Assange was first arrested in London in 2010 on a Swedish warrant on sexual assault charges. Allowed bail pending the extradition case, Assange took refuge in Ecuador’s embassy in London in 2012 after a court ruled he could be sent to Sweden for trial.

He spent the next seven years in the embassy – during which time Swedish police withdrew the rape charges – before the UK police arrested him on charges of breaching his bail conditions. Assange was imprisoned in the UK as the US extradition case went through the courts.

Monday’s plea deal comes as pressure is being mounted on US President Joe Biden to drop the long-running case against Assange.

In February, the government of Australia made an official request to this effect and Biden said he would consider it, raising hopes among Assange supporters that his ordeal might end.

Reactions from family and supporters

Australian Prime Minister Anthony Albanese emphasised the case had “dragged on for too long” and expressed a desire to bring Assange home as soon as possible.

There is nothing to be gained by his continued incarceration, and we want him brought home to Australia,” Albanese said in parliament.

Julian Assange’s wife, Stella, said on X, “Words cannot express our immense gratitude to YOU- yes YOU, who have all mobilised for years and years to make this come true. THANK YOU. tHANK YOU. THANK YOU.” She also asked everyone to follow his flight to the US.

She expressed her joy, saying she was “elated” and it was “incredible” that her husband was set to be freed.

He will be a free man once it has been signed off by the judge and that will happen sometime tomorrow,” she said. Stella also noted the serious concerns for journalists due to Assange’s guilty plea under the Espionage Act.

According to Aljazeera, Assange’s mother, Christine, expressed her gratitude that her son’s “ordeal is finally coming to an end,” attributing the outcome to “quiet diplomacy.”

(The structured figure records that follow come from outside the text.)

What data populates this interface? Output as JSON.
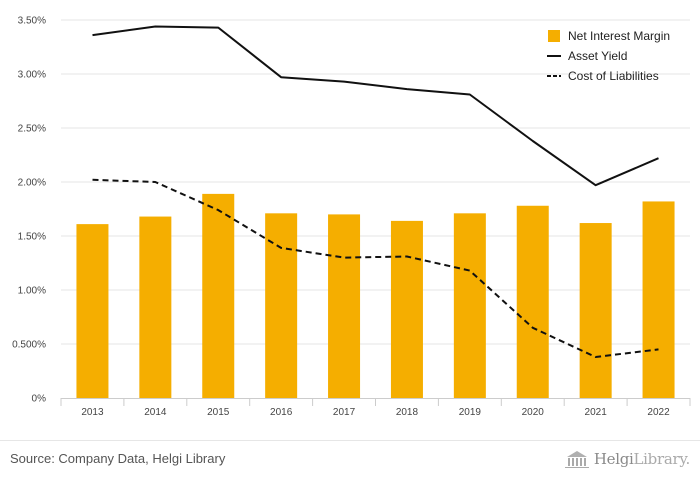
{
  "chart_data": {
    "type": "bar",
    "categories": [
      "2013",
      "2014",
      "2015",
      "2016",
      "2017",
      "2018",
      "2019",
      "2020",
      "2021",
      "2022"
    ],
    "series": [
      {
        "name": "Net Interest Margin",
        "type": "bar",
        "color": "#f5ae00",
        "values": [
          1.61,
          1.68,
          1.89,
          1.71,
          1.7,
          1.64,
          1.71,
          1.78,
          1.62,
          1.82
        ]
      },
      {
        "name": "Asset Yield",
        "type": "line",
        "style": "solid",
        "color": "#111111",
        "values": [
          3.36,
          3.44,
          3.43,
          2.97,
          2.93,
          2.86,
          2.81,
          2.38,
          1.97,
          2.22
        ]
      },
      {
        "name": "Cost of Liabilities",
        "type": "line",
        "style": "dashed",
        "color": "#111111",
        "values": [
          2.02,
          2.0,
          1.74,
          1.39,
          1.3,
          1.31,
          1.18,
          0.65,
          0.38,
          0.45
        ]
      }
    ],
    "y_ticks": [
      "0%",
      "0.500%",
      "1.00%",
      "1.50%",
      "2.00%",
      "2.50%",
      "3.00%",
      "3.50%"
    ],
    "ylim": [
      0,
      3.5
    ],
    "grid": true,
    "legend_position": "top-right"
  },
  "footer": {
    "source": "Source: Company Data, Helgi Library",
    "brand_part1": "Helgi",
    "brand_part2": "Library."
  },
  "colors": {
    "bar": "#f5ae00",
    "line": "#111111",
    "grid": "#e6e6e6"
  }
}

In Australia, legislators who fought for Assange’s freedom also welcomed the news. Barnaby Joyce, a former deputy prime minister, noted the outcome set a strong precedent against extraterritoriality, while Australian Greens Senator David Shoebridge stressed that Assange should never have been charged with espionage in the first place.

Jodie Ginsberg, chief executive of the Committee to Protect Journalists, was “delighted” at the news of Assange’s expected release.

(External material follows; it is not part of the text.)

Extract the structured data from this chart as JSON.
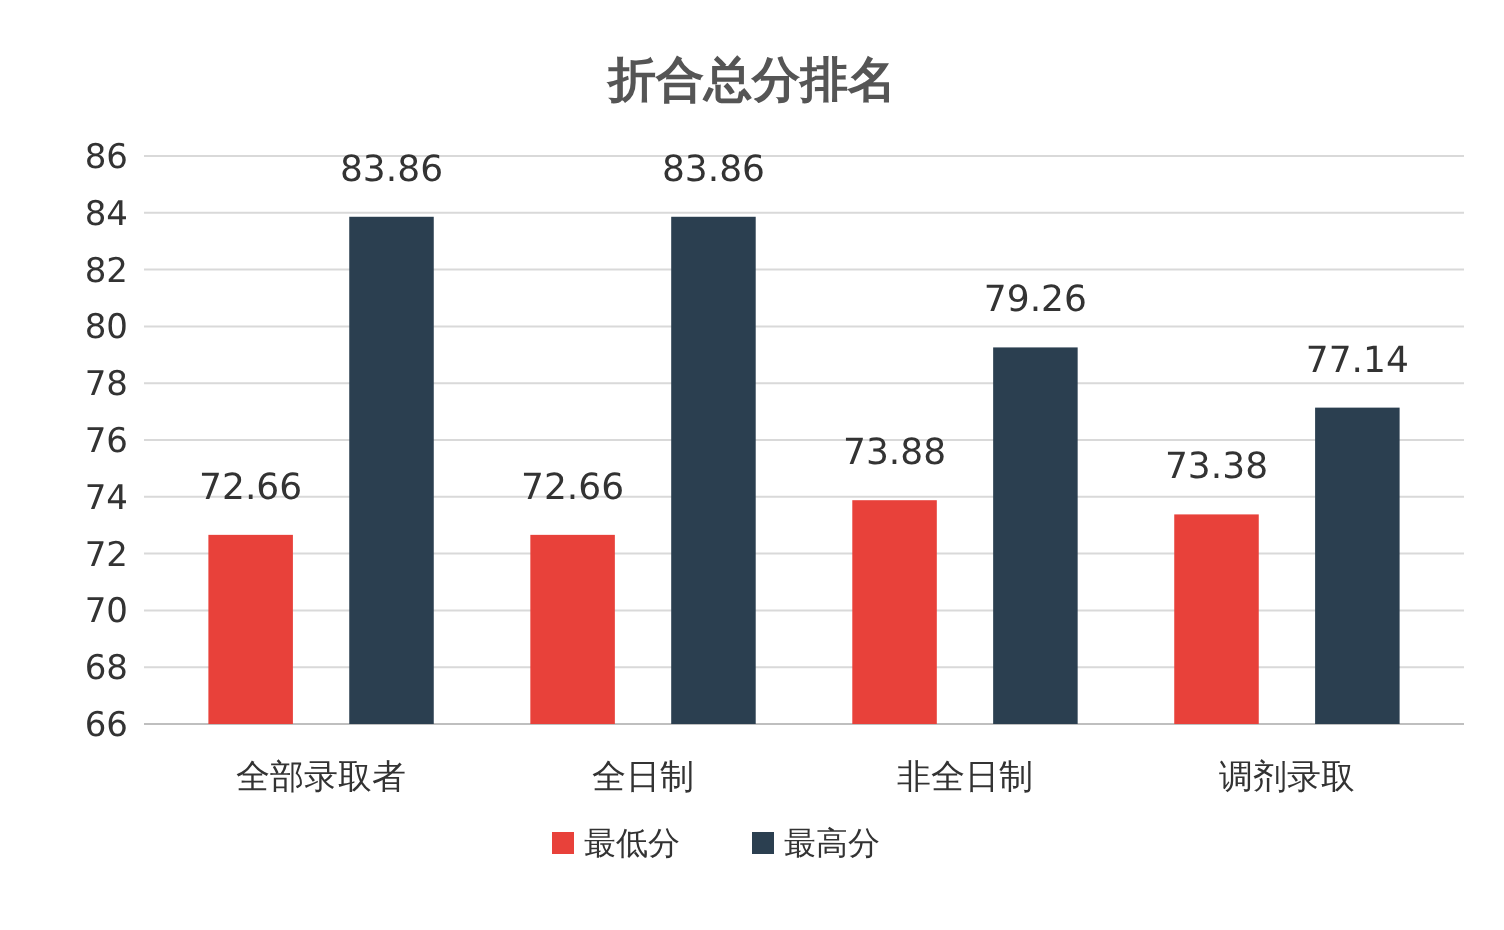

WikiLeaks founder Julian Assange
WikiLeaks founder Julian Assange

“If Julian had been extradited to the US and prosecuted under the Espionage Act … it would have had serious implications for journalists globally who seek information in the public interest, classified documents, and who then publish them in the public interest,” she said.

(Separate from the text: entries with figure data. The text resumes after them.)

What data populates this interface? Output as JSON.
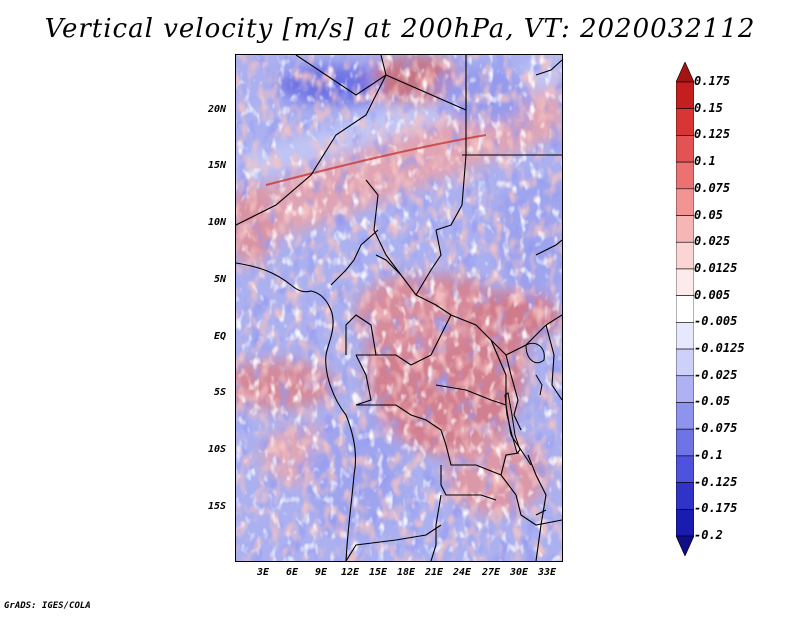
{
  "title": "Vertical velocity [m/s] at 200hPa, VT: 2020032112",
  "credit": "GrADS: IGES/COLA",
  "map": {
    "lat_labels": [
      "20N",
      "15N",
      "10N",
      "5N",
      "EQ",
      "5S",
      "10S",
      "15S"
    ],
    "lon_labels": [
      "3E",
      "6E",
      "9E",
      "12E",
      "15E",
      "18E",
      "21E",
      "24E",
      "27E",
      "30E",
      "33E"
    ]
  },
  "colorbar": {
    "labels": [
      "0.175",
      "0.15",
      "0.125",
      "0.1",
      "0.075",
      "0.05",
      "0.025",
      "0.0125",
      "0.005",
      "-0.005",
      "-0.0125",
      "-0.025",
      "-0.05",
      "-0.075",
      "-0.1",
      "-0.125",
      "-0.175",
      "-0.2"
    ],
    "colors": [
      "#a51414",
      "#c41e1e",
      "#d83535",
      "#e45353",
      "#ec7272",
      "#f29494",
      "#f7b6b6",
      "#fbd4d4",
      "#fdebeb",
      "#ffffff",
      "#e6e8fc",
      "#cdd0f8",
      "#aeb2f3",
      "#8e93ed",
      "#6e73e5",
      "#4e52dc",
      "#3033c8",
      "#1a1bb0",
      "#0e0e86"
    ]
  }
}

But, Mike Pence, who served as U.S. Vice President under Donald Trump when the charges were brought against Assange, saidJulian Assange endangered the lives of our troops in a time of war and should have been prosecuted to the fullest extent of the law.”

The Biden administration’s plea deal with Assange is a miscarriage of justice and dishonours the service and sacrifice of the men and women of our Armed Forces and their families. There should be no plea deals to avoid prison for anyone who endangers the security of our military or the national security of the United States. Ever.

Final steps for the WikiLeaks founder

As Assange prepares to return to Australia, the international community continues to watch closely. The plea deal represents a significant development in a case that has global implications for journalism, legal standards, and international relations.

The outcome is seen by many as a test of the balance between national security interests and the principles of free speech and press freedom.

We will be seeking a pardon, obviously, but the fact that there is a guilty plea, under the Espionage Act, concerning obtaining and disclosing national defence information is a very serious concern for journalists,” Stella Assange told Reuters.